Sam was at it again with Brian, long-term colleagues, this time in a meeting with 70 others. The exchange between Sam and Brain was familiar to many and always disturbing and disruptive. Sam said, “You’re stupid if you think that will work,” and Brian replied, “Shut up, Sam.” To add to the organization drama, Brian was the Chief Product Development Officer, to whom Sam reported, and their audience was their indirect reports and other department representatives. The company benefited and grew from the accomplishments that Brian and Sam led, but at what cost?

Teams and organizations benefit from setting standards of excellence.

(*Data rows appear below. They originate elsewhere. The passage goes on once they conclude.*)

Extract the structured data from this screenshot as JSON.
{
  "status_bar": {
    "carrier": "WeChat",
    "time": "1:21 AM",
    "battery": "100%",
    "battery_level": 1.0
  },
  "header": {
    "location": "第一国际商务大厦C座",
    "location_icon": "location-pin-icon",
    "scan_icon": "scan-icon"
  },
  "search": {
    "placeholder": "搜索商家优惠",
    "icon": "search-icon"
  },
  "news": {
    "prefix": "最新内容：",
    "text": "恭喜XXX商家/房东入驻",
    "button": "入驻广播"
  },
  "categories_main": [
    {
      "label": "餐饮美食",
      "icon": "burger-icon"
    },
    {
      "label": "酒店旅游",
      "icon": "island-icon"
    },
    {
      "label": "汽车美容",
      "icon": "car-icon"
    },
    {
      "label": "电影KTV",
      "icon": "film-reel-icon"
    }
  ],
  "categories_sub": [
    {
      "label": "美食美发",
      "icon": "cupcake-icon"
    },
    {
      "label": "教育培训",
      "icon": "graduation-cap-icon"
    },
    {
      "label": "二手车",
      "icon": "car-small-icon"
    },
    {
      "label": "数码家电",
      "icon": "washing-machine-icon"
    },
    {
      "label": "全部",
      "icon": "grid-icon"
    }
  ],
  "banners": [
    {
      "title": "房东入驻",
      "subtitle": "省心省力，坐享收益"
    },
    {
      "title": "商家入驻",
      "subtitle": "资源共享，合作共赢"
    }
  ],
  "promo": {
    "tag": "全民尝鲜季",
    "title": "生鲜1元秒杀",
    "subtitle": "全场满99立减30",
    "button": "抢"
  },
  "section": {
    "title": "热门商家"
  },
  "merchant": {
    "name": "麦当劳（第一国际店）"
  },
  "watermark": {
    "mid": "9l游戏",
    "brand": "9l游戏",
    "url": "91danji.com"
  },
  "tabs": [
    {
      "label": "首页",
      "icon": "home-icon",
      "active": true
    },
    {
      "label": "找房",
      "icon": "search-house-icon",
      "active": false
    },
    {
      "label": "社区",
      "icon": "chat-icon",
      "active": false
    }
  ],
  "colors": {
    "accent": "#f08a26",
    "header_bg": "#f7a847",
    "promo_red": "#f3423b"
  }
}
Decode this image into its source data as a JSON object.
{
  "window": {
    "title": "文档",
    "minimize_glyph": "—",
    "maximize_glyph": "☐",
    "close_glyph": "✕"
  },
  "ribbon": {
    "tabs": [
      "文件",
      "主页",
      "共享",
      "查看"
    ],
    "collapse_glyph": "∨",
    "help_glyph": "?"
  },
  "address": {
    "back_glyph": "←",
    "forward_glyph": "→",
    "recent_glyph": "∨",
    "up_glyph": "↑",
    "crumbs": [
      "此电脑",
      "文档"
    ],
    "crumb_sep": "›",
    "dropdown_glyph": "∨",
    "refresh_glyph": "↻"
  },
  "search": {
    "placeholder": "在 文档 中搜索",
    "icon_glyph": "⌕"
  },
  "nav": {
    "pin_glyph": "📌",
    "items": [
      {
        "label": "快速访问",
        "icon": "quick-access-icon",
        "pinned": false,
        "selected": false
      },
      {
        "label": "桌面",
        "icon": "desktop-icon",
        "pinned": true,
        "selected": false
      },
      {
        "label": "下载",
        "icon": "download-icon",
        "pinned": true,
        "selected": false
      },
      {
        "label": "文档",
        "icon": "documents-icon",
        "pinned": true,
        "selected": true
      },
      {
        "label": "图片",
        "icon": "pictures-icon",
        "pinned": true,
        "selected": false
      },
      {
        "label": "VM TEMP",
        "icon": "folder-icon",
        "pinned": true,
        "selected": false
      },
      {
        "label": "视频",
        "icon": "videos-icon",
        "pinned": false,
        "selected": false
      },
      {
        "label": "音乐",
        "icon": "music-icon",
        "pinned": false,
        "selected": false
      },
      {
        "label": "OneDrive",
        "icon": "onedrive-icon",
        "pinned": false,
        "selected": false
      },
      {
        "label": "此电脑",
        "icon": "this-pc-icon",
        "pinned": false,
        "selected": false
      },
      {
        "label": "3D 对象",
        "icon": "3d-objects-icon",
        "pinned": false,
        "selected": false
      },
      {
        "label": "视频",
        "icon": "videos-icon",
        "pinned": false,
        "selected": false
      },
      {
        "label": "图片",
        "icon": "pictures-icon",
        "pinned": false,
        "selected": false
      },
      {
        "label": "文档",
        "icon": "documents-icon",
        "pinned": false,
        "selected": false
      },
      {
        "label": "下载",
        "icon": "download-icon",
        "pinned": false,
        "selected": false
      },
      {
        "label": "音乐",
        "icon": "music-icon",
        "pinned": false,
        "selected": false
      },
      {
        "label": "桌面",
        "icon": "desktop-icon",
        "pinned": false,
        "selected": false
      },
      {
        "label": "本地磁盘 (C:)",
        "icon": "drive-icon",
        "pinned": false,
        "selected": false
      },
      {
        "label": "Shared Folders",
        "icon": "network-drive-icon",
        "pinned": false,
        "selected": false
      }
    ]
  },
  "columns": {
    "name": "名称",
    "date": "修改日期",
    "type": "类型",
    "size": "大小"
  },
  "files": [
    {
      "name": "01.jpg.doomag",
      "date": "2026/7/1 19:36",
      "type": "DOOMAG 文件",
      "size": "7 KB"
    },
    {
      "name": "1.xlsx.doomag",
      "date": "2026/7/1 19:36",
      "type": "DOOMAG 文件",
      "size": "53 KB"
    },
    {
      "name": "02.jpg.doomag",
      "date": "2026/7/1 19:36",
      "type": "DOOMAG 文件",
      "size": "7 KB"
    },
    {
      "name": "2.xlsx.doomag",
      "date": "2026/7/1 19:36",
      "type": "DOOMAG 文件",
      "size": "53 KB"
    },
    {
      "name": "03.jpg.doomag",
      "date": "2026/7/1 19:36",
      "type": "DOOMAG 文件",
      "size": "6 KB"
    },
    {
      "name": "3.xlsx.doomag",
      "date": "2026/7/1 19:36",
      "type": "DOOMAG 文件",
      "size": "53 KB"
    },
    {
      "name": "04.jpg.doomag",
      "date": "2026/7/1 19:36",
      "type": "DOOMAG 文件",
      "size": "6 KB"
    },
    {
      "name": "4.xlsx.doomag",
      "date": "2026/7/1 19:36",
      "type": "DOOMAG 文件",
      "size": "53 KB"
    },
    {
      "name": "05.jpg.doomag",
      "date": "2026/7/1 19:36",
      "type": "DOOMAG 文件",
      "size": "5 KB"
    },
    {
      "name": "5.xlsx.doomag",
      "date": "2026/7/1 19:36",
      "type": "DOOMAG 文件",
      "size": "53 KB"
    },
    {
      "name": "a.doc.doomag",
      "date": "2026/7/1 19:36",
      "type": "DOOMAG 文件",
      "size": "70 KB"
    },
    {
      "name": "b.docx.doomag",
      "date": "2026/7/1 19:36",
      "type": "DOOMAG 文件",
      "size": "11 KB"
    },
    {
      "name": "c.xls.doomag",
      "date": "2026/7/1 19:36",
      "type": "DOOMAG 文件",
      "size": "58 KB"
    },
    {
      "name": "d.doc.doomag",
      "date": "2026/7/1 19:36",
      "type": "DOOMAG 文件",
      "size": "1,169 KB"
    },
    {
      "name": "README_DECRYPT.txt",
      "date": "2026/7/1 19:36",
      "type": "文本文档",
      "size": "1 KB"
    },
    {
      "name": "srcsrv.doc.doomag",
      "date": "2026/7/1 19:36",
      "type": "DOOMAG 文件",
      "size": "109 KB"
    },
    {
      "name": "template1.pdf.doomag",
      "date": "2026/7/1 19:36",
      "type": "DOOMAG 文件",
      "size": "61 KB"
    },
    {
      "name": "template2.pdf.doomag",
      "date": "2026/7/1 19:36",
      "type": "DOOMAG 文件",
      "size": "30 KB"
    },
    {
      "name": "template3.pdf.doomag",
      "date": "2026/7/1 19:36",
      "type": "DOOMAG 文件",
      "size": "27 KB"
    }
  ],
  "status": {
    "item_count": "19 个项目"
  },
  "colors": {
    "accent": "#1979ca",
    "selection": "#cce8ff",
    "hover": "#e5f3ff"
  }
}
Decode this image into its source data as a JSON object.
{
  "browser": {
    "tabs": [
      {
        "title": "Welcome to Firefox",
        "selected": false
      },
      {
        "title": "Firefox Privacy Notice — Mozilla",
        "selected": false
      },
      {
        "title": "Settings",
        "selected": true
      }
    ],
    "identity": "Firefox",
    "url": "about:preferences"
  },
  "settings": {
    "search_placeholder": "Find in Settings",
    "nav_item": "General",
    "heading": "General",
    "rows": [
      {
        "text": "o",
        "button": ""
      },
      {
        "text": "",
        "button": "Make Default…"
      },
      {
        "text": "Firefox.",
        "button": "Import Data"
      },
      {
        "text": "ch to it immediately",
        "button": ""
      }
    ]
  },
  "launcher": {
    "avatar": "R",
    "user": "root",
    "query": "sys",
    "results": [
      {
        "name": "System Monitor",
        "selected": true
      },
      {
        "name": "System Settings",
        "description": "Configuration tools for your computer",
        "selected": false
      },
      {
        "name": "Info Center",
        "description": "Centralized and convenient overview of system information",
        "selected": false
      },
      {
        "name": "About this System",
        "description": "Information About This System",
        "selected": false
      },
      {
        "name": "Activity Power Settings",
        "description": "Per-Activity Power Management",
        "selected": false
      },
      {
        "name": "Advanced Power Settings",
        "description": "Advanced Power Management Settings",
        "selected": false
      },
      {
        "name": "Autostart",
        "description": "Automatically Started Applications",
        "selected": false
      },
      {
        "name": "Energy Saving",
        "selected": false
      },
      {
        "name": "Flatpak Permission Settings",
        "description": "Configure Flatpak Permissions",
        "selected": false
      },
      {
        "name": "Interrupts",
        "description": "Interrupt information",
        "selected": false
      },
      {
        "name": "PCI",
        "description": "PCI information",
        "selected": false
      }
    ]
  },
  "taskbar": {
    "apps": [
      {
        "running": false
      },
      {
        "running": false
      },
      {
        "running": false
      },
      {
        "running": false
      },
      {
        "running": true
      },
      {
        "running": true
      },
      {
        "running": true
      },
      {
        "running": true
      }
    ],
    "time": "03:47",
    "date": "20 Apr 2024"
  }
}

Excellence connotes a high bar for achievement and encourages followers to strive for the best. Excellence leads to innovation and products and services that make life better. Organizations that encourage excellence provide environments and resources where people do their best work, regardless of position or task.

The patterns and practices we develop and employ at meetings persist over time, without attention to change and improvement. Meetings are effective when agendas are distributed at least a few days in advance, time is regarded as valuable, and actions and outcomes are captured as a basis for progress. Beyond these good mechanical practices, meetings produce better results when others feel included and valued during the meeting.

Some might think that Brian and Sam’s behaviors would not survive in Zoom-mediated environments. On the contrary, the fiery exchanges continued to occur, and colleague reactions were similar or heightened. The consequence of the disruptive behavior is that it shut out participation and shut-down contribution. Colleagues worried that their comments and contributions would be ridiculed. And, the impact was particularly palpable on organizational newcomers and early-in-career colleagues.

People-centered leaders build teams where open and transparent dialogue replaces guarded and cautious communication. These leaders build trust and encourage us to bring our best to every situation. Unlike Sam or Brian, what can you do to create environments where everyone is heard, and customers benefit?